En este sentido, Los durmientes podría definirse, parafraseando la película sobre Paesa, como una novela sobre hombres de mil caras. Y, retomando a Paesa y llegando hasta la hija de Monasterio, sobre la cual cae la sospecha de ser espía, ¿ha cambiado mucho el espía desde el Monasterio de los años cuarenta hasta la actualidad?

Me imagino que las nuevas tecnologías son muy útiles hoy día, pero como lo demuestran los fracasos de la guerra en Irak o en ciertos casos de terrorismo islamista, es evidente que todavía hay mucho sitio para el espía infiltrado en una organización o viviendo en territorio enemigo.

Los durmientes alude a la red de contraespionaje, en la que, teóricamente, está la hija de Monasterio. En estas redes invisibles, ¿es donde se maneja, actualmente, el poder político y económico internacional?

Los servicios de espionaje tienen poder, pero no es tan extenso como para manejar todos los hilos del planeta.

En cierta medida, Rosa ocupa el lugar del lector y, al mismo tiempo, representa la generación más joven, aquella que ahora pone en cuestión el mito de la Transición.

Rosa es la mirada distante en el tiempo sobre la Transición y por eso puede verlo con más amplitud y profundidad.

Rosa es una mujer en un mundo de hombres. ¿El espionaje y, podríamos añadir, los servicios secretos están dominados todavía por los hombres?

Sí, pero las mujeres ocupan cada día mayores parcelas de poder y, en el Reino Unido, una mujer dirigió los servicios de espionaje y en España, actualmente, la número dos del Centro Nacional de Inteligencia es una mujer.
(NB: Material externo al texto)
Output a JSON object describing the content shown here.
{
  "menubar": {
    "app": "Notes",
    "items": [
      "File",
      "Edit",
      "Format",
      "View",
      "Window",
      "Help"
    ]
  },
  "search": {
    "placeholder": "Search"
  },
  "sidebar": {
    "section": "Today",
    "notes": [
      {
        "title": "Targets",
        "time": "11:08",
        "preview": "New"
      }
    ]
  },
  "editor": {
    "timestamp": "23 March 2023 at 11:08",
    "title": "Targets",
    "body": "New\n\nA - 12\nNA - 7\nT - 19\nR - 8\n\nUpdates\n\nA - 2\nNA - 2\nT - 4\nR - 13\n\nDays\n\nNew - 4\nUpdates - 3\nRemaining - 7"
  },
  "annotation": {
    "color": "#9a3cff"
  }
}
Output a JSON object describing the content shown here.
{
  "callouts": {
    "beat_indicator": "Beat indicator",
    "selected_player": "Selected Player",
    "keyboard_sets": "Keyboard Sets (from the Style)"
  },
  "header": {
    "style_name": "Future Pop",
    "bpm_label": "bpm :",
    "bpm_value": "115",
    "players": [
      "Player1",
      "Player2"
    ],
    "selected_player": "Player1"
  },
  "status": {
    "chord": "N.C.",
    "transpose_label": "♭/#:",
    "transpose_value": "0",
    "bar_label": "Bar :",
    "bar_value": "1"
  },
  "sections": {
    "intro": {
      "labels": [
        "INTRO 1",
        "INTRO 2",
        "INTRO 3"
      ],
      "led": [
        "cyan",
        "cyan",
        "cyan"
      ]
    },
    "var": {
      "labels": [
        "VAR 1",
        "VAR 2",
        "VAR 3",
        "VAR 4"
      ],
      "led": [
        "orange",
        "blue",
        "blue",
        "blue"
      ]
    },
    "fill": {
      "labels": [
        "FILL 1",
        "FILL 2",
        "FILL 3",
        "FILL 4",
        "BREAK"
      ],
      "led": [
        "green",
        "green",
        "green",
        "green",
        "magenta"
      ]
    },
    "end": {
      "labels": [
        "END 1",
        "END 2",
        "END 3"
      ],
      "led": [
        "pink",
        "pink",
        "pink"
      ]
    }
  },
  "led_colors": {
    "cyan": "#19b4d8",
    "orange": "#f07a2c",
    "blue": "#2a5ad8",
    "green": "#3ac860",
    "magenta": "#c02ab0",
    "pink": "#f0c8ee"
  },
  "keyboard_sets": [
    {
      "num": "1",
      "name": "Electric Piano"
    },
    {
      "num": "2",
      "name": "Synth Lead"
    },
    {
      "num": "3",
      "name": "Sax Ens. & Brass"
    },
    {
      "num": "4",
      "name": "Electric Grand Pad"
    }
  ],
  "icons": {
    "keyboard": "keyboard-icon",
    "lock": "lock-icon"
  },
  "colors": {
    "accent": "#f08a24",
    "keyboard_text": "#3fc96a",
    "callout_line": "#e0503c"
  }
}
Por último, si le digo que su novela, Los durmientes, puede definirse como una novela de espías, pero una novela en la que usted vacía el mito de los espías para llenarlo de contenido político-histórico, ¿estaría de acuerdo?

Es cierto que es una novela disfrazada de novela de espías para entablar un diálogo con el lector sobre otros asuntos. Pero éstos no solo son históricos. La amistad, el sentimiento y la lealtad tienen una importancia mayor.

Anna Maria Iglesia (1986) es licenciada en filología italiana y en Teoría de la literatura y literatura comparada; Máster en Teoría de la literatura y literatura comparada por la Universidad de Barcelona. Es colaboradora habitual de El Asombrario, El Confidencial, Letras Libres, The Objective, Llanuras o Altair.